Hint: Study about the reflection and refraction and the relations between the angle of incidence and the angle of refraction. Try to understand what total internal reflection means and at what point it will happen.

Complete Step-by-Step solution:
(a) Reflection can be defined as the change in direction of the light beam in the interface of two media where the beam returns to the original medium.
When a light beam travels through an optically denser medium to a rarer medium a part of the light beam gets reflected to the denser medium and the other part is refracted to the rarer medium. This reflection is called the internal reflection.
Now if we keep on increasing the angle of incidence of the light beam at the interface of the two media after a certain angle refraction is not possible and the light beam is totally deflected. This process is called the total internal reflection.
This angle of incidence at which angle of refraction will be ${{90}^{0}}$ is called the critical angle. Only if the angle of incidence is greater than the critical angle than we can obtain total internal reflection.
So, the necessary condition for total internal reflection is that the angle of incidence should be greater than the critical angle.

(b) Consider the angle of incidence is equal to the critical angle.
$i={{i}_{c}}$
Where, i is the angle of incidence and ${{i}_{c}}$ is the critical angle.

At this condition angle of refraction will be ${{i}_{r}}={{90}^{0}}$
From Snell's law we can write that,
$\dfrac{\sin i}{\sin {{i}_{r}}}={{n}_{21}}=\dfrac{1}{{{n}_{12}}}$
Where, ${{n}_{21}}$ is the refractive index of the rarer medium with respect to the denser medium and ${{n}_{12}}$ is the refractive index of the denser medium with respect to the rarer medium.
Now,
$\begin{align}
  & \dfrac{\sin {{i}_{c}}}{\sin {{i}_{r}}}={{n}_{21}}=\dfrac{1}{{{n}_{12}}} \\
 & \dfrac{\sin {{i}_{c}}}{\sin {{90}^{0}}}={{n}_{21}}=\dfrac{1}{{{n}_{12}}} \\
 & \sin {{i}_{c}}={{n}_{21}}=\dfrac{1}{{{n}_{12}}} \\
\end{align}$
This is the relation between the critical angle and the refractive index.

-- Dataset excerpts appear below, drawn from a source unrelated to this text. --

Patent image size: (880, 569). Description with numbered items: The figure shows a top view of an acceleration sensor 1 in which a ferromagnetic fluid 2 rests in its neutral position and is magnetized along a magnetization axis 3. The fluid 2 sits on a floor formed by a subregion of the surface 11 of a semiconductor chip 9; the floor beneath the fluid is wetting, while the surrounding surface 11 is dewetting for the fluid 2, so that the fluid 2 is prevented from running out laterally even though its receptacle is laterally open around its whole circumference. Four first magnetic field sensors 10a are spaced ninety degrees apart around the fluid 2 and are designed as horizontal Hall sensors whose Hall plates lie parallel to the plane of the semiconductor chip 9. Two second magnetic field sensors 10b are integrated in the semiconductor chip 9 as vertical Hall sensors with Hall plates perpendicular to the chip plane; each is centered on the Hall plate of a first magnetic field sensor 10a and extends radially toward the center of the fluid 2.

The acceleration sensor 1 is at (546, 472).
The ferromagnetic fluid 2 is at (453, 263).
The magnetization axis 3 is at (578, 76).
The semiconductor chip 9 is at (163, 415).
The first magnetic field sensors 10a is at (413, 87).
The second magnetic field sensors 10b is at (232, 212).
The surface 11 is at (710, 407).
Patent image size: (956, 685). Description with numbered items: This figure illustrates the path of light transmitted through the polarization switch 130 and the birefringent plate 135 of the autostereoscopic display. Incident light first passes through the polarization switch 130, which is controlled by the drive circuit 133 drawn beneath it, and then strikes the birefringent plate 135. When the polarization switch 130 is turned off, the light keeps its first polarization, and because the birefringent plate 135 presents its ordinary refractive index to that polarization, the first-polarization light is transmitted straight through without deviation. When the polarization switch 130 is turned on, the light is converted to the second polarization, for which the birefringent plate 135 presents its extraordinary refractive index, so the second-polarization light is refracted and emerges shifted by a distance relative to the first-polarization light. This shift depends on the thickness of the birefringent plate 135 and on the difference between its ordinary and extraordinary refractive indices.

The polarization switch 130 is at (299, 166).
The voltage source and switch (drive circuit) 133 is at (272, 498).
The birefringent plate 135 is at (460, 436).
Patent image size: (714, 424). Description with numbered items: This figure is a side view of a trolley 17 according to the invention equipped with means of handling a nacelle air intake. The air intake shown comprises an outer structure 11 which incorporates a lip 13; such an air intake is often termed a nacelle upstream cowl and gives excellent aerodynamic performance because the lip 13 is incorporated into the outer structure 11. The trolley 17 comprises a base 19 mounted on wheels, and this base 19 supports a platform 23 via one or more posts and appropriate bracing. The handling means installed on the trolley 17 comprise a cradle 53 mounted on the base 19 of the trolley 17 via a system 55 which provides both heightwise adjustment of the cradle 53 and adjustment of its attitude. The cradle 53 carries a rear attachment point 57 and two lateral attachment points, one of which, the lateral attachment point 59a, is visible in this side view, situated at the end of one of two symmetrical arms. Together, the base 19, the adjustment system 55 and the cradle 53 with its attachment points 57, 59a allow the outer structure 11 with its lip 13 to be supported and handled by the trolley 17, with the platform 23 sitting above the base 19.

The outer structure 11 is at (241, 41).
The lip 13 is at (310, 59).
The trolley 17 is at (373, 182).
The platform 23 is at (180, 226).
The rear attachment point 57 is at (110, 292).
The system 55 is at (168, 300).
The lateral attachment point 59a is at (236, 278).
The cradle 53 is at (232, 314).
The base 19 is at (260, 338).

Note: For total internal reflection to happen the light beam should always travel from the denser medium to the rarer medium. Because when light beam goes from rarer to denser medium the refracted ray will go towards the normal at the interface and we will never get an angle of refraction of ${{90}^{0}}$ and hence we will not get total internal reflection.